Department of Psychological and Brain Sciences Indiana University, 1101 East 10th Street, Bloomington, IN 47405, USA.
Department of Medical Epidemiology and Biostatistics, Karolinska Institutet, Box 281, SE-171 77 Stockholm, Sweden.
Department of Clinical Neuroscience, Division of Psychiatry, Karolinska Institutet, Norra Stationsgatan 69, SE-113 64 Stockholm, Sweden.
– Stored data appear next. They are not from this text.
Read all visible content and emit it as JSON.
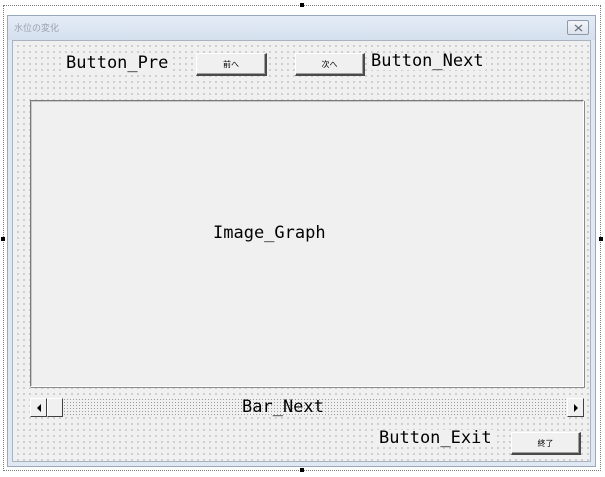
{
  "form": {
    "title": "水位の変化"
  },
  "controls": {
    "button_pre_name": "Button_Pre",
    "button_pre_caption": "前へ",
    "button_next_caption": "次へ",
    "button_next_name": "Button_Next",
    "image_name": "Image_Graph",
    "bar_name": "Bar_Next",
    "button_exit_name": "Button_Exit",
    "button_exit_caption": "終了"
  },
  "icons": {
    "close": "close-icon",
    "scroll_left": "scroll-left-arrow-icon",
    "scroll_right": "scroll-right-arrow-icon"
  },
  "scrollbar": {
    "position_fraction": 0
  },
  "colors": {
    "form_background": "#f0f0f0",
    "titlebar": "#dfe8f3",
    "grid_dot": "#6d6d6d"
  }
}
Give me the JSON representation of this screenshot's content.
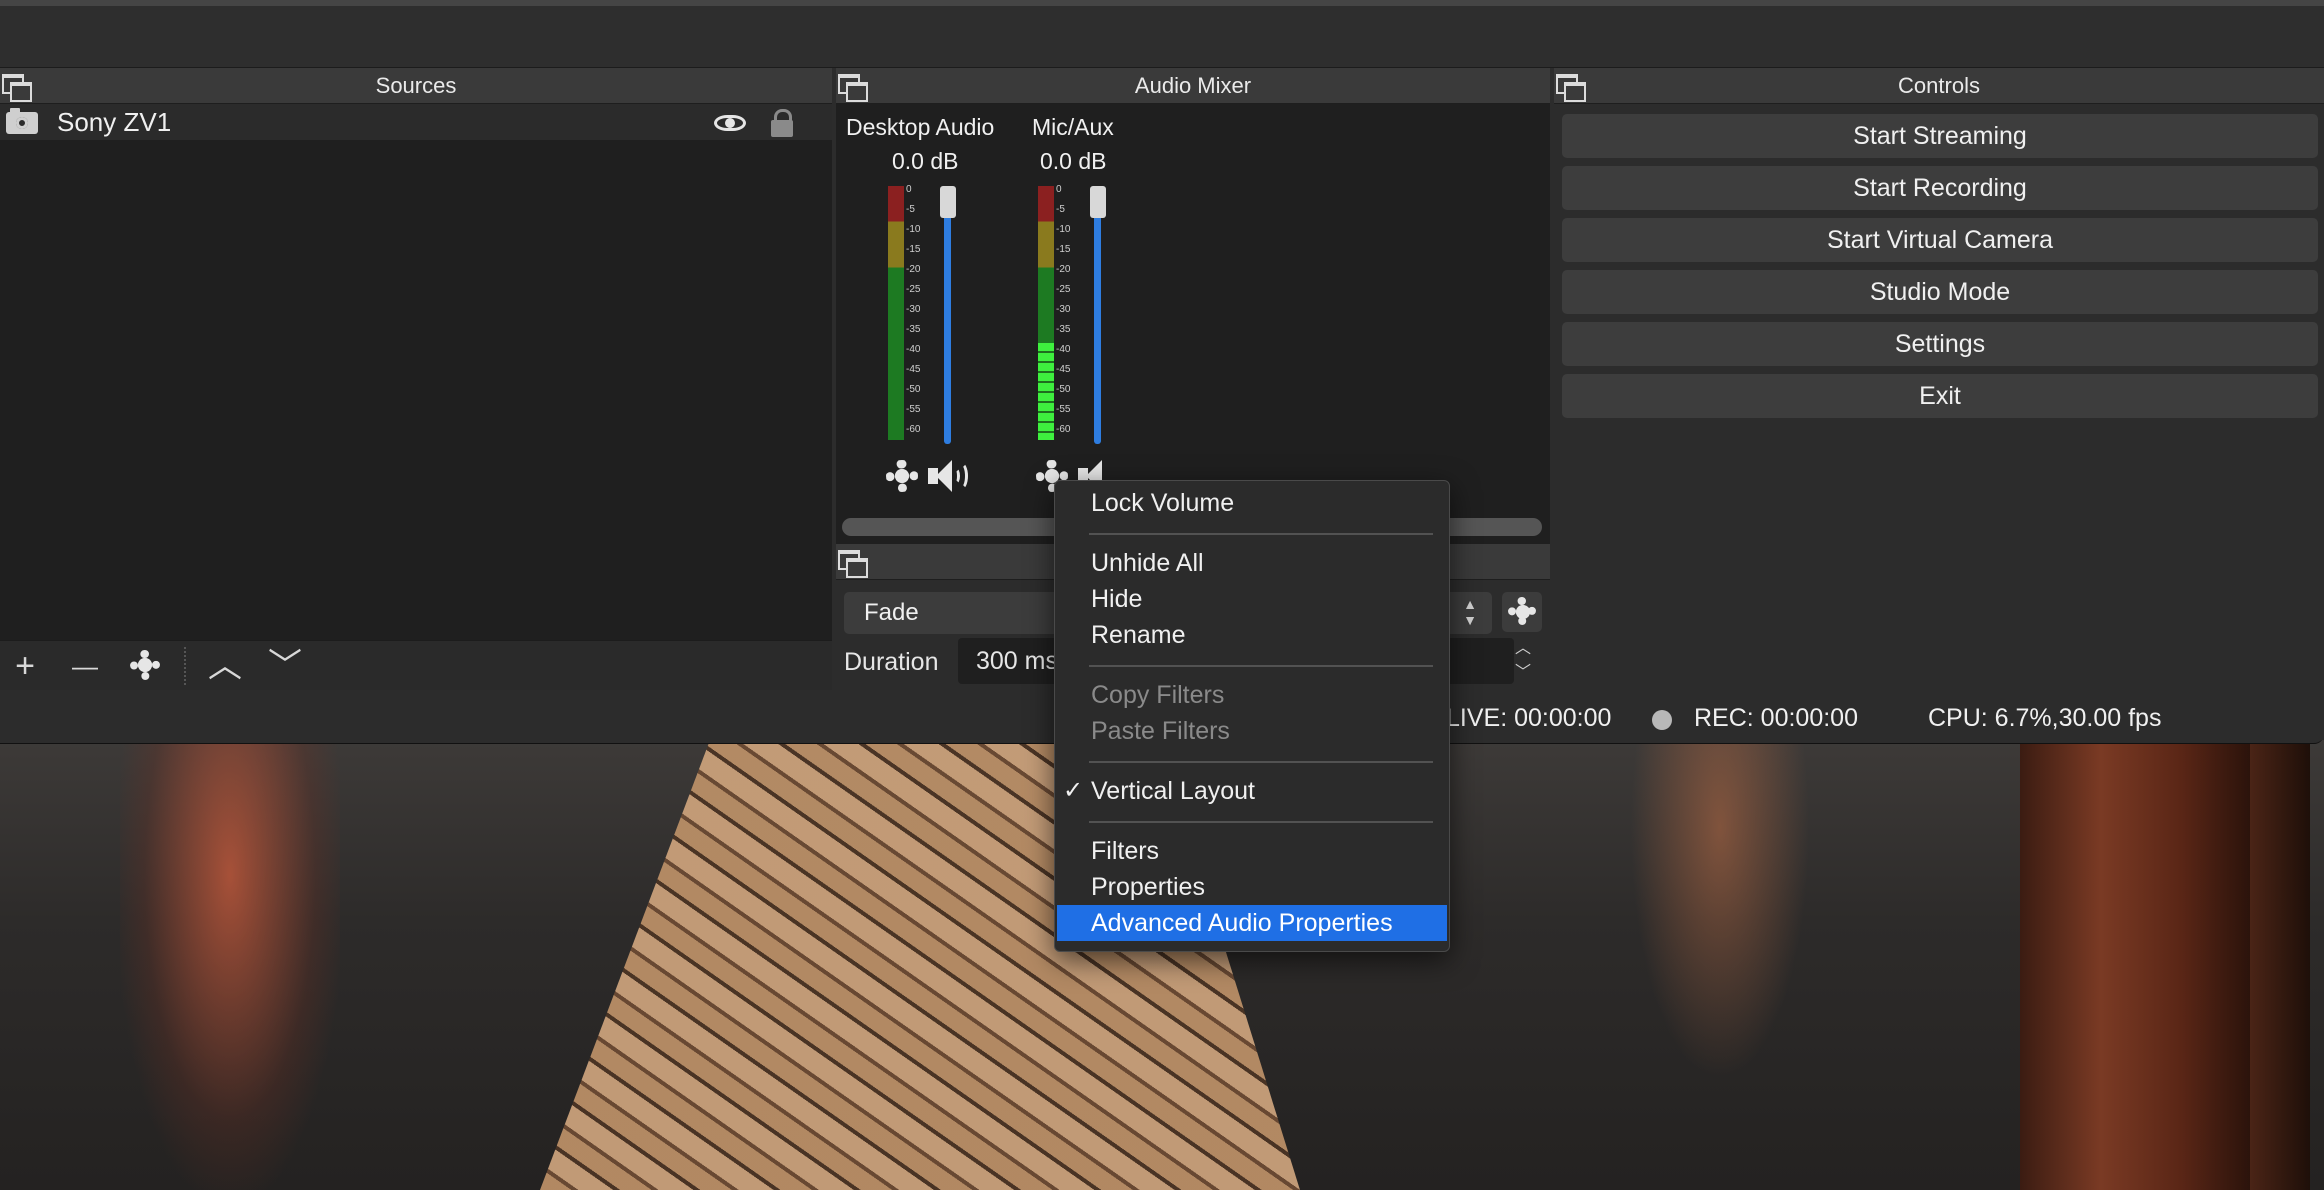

Patients with Attention Deficit/Hyperactivity Disorder (ADHD) and comorbid Substance Use Disorders (SUD) are increasingly being treated with central stimulant medication despite limited evidence for its effectiveness. Lack of longitudinal follow-up studies of dosing and adverse effects has resulted in conflicting treatment guidelines. This study aims to explore whether individuals with ADHD and comorbid SUD are treated with higher stimulant doses than individuals with ADHD only, and whether doses increase over time as a sign of tolerance, a core symptom of addiction. Information on methylphenidate doses for 14 314 Swedish adults, including 4870 individuals with comorbid SUD was obtained through linkages of Swedish national registers between 2006 and 2009. Differences in doses between patients with and without SUD were estimated using logistic regression while a linear regression model calculated time trends in mean doses. Individuals with SUD were prescribed higher methylphenidate doses than those without (ORday365; 2.12, 95% CI 1.81-2.47: ORday730 2.65, 95% CI 2.13-3.30). Patients with SUD were, two years after initiating stimulant treatment, prescribed approximately 40% higher doses compared to individuals with ADHD only. The results may suggest a need for increased doses in this population to achieve optimal ADHD symptom control. A tendency towards increasing doses during the first years of treatment, more pronounced in individuals with comorbid SUD, may reflect a reluctance to prescribe adequate doses due to lack of clinical guidelines. Mean doses stabilized after about two years in both groups, which does not lend support to continuously increasing tolerance over time.